4. Restrict access to your ID. Consumers accede to requests to view their driver license or other IDs far too readily, says Judd Rousseau, chief operating officer of Identity Theft 911, a company that offers identity theft resources for consumers and businesses. “If someone wants to see your driver’s license or needs your Social Security number, question them,” he says. “Don’t give potential thieves access to your identity.”

5. Confidential communications. Health privacy laws allow consumers to request that their providers limit communications about their health care and health care records to third parties. Unfortunately, HIPAA doesn't require health care providers to comply with such a request, but “It’s worth a try,” Kugele says.

6. Access records online. If your insurance allows it, opt to get insurance billing statements and other notifications online and discontinue paper mailings, says Eduard Goodman, chief privacy officer of Identity Theft 911. “Many people think that doing things online is riskier than the mail or whatever, but it’s not,” he says. “Encryption and security protocols make it much safer to do business online.” If you can’t eliminate paper statements, periodically check online to see what’s been going on with your account.

7. Disclosure limitations. One possible way around HIPAA loopholes is requesting confidential communications by alternative means, Kugele says. “This is primarily designed to protect battered spouses and other victims of abuse, but perhaps it could be used to limit someone’s ability to change your mailing address.”

Your recourse

The World Privacy Forum has an FAQ section for victims of medical identity theft at www.worldprivacyforum.org. Experts recommend that you get copies of medical, pharmaceutical, dental and other health insurance records so that you can reconstruct the steps the medical identity thief took while using your benefits. Once you’re aware of where the thief received health care in your name, you can request copies of medical records and get them corrected.

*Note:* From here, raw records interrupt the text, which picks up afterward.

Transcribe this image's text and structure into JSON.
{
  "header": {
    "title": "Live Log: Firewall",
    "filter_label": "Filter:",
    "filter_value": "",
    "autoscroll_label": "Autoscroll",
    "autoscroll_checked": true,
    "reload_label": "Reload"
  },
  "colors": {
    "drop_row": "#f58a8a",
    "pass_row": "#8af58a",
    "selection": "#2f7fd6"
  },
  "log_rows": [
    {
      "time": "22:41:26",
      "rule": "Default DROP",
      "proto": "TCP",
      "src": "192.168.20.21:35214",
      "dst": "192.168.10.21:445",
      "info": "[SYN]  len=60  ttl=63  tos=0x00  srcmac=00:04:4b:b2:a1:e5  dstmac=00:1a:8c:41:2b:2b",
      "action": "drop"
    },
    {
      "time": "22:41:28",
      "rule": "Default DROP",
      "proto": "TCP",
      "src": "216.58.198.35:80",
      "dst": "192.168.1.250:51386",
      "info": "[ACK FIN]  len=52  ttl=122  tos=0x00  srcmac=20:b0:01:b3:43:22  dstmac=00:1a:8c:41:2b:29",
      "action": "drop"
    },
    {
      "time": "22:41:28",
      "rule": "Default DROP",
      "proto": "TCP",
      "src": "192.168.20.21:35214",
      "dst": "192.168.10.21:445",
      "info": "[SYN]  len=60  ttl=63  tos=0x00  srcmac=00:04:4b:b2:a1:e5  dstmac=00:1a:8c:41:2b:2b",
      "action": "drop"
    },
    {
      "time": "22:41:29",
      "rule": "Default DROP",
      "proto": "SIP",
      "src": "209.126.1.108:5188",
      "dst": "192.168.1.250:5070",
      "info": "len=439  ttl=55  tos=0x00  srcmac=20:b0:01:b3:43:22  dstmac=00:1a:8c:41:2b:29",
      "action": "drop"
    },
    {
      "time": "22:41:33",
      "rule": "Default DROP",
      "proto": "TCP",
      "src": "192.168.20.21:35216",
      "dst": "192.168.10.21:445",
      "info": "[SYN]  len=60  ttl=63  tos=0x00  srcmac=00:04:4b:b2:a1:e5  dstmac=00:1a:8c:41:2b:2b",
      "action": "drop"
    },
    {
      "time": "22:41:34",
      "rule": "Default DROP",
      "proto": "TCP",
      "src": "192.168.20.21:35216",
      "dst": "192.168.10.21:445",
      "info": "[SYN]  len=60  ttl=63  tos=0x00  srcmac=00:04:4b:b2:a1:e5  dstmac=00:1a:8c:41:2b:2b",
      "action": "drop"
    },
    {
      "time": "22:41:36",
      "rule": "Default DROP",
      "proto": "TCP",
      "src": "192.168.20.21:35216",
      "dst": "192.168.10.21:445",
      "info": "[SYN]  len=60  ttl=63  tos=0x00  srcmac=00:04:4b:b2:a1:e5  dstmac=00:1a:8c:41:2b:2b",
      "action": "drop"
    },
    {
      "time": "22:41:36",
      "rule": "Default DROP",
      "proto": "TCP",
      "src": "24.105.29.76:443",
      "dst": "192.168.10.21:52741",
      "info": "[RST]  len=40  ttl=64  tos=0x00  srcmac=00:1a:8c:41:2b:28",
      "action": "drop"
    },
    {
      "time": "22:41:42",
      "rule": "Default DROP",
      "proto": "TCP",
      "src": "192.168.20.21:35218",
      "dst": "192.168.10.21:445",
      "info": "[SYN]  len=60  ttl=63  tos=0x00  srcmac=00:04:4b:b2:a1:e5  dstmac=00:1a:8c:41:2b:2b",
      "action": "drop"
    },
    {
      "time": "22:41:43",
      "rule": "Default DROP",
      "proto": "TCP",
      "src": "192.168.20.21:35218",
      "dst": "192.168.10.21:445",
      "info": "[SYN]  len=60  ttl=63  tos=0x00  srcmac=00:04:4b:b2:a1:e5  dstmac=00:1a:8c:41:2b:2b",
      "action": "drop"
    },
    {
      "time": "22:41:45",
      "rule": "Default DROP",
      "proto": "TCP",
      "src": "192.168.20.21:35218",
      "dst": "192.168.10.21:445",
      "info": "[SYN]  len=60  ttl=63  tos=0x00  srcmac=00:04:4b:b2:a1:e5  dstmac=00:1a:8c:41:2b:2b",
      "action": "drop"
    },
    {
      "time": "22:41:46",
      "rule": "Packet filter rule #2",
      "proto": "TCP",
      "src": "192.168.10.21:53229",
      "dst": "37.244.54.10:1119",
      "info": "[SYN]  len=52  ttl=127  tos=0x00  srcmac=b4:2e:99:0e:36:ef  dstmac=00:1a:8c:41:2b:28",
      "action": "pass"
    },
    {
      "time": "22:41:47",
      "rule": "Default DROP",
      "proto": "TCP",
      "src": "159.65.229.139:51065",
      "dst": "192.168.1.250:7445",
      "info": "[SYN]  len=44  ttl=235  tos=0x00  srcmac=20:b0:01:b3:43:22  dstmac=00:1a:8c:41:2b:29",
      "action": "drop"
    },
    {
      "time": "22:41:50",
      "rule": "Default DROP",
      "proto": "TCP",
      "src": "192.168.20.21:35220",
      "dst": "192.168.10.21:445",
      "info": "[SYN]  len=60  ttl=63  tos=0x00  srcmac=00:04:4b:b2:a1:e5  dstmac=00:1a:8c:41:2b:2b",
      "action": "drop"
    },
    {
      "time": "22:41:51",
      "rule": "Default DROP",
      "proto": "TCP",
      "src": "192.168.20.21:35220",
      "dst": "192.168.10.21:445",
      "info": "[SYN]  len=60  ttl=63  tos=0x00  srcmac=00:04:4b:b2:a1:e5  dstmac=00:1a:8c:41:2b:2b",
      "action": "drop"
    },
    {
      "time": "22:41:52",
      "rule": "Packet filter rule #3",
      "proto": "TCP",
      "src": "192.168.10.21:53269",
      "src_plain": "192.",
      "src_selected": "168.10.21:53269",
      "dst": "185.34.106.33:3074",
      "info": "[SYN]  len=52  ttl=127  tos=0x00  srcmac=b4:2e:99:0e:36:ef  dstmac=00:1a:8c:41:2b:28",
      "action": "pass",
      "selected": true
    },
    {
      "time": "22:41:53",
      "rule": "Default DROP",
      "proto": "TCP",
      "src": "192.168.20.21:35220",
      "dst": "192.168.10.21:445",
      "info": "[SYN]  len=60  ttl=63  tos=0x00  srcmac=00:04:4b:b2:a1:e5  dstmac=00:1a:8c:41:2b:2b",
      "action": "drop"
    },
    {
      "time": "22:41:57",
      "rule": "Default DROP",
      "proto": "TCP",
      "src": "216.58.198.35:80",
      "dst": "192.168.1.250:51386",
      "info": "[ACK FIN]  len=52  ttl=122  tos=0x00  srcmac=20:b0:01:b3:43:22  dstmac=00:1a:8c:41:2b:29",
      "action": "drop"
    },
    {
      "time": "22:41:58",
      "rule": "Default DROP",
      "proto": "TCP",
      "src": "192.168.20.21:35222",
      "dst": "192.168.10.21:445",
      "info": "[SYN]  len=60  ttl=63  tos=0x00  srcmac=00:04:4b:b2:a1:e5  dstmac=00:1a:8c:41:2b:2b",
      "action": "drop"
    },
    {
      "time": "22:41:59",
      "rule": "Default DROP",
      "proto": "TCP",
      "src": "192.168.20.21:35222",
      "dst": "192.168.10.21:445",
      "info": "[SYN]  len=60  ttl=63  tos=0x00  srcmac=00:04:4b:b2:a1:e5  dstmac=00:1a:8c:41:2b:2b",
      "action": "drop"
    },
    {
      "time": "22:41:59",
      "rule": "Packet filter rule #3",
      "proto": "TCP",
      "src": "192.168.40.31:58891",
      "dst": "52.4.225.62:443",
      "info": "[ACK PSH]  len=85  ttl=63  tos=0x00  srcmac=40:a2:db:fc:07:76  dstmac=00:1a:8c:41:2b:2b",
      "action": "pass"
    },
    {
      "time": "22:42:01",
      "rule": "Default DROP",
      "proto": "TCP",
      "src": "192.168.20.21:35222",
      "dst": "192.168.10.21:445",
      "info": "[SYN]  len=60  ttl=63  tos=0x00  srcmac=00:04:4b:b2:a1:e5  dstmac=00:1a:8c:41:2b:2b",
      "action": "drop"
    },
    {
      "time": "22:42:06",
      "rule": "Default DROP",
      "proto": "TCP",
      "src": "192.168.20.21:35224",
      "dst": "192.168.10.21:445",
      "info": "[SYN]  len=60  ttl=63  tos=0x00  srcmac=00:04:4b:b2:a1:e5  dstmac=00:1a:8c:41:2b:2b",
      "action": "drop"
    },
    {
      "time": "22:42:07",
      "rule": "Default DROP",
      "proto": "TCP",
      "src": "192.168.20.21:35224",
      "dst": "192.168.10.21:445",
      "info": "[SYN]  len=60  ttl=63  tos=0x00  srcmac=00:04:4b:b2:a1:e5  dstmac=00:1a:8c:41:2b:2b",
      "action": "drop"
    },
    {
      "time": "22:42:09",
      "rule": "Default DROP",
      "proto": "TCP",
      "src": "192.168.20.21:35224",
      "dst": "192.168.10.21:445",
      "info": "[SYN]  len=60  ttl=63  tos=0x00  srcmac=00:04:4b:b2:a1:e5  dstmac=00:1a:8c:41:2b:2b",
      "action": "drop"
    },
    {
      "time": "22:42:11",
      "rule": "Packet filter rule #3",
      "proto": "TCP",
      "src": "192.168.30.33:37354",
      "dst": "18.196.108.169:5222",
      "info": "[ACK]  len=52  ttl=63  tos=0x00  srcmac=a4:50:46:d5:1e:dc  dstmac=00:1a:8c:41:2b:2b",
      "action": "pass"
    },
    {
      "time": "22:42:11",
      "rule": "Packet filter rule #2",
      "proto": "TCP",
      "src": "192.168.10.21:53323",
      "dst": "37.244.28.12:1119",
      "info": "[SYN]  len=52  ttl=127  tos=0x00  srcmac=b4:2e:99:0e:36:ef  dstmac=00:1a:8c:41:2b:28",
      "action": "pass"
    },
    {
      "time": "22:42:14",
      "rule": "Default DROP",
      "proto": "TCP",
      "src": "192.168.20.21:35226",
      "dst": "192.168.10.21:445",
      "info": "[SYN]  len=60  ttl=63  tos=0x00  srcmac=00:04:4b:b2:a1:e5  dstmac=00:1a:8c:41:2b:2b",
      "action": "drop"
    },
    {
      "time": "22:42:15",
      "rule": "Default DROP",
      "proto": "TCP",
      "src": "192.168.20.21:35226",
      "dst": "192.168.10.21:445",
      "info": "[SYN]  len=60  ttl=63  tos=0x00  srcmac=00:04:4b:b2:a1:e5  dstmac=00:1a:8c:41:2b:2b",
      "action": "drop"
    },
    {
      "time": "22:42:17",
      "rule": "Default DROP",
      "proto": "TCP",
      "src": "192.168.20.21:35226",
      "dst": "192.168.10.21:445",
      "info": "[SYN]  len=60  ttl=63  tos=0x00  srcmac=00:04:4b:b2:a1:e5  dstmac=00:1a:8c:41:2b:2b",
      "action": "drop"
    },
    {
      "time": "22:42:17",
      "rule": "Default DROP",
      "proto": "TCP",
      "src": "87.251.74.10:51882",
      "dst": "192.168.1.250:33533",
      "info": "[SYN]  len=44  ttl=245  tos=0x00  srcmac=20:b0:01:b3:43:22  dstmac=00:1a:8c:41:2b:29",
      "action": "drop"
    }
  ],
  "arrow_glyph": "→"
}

The World Privacy Forum’s FAQ contains several sample letters you can use to request copies of your medical records and the steps you can take to try to get your records corrected and amended.

In terms of the financial consequences, fact sheets at the Privacy Rights Clearinghouse provide tips on getting your credit report corrected and following up with bill collectors and other creditors: Identity Theft: A Guide for Victims and Criminal Identity Theft: What to Do If It Happens to You.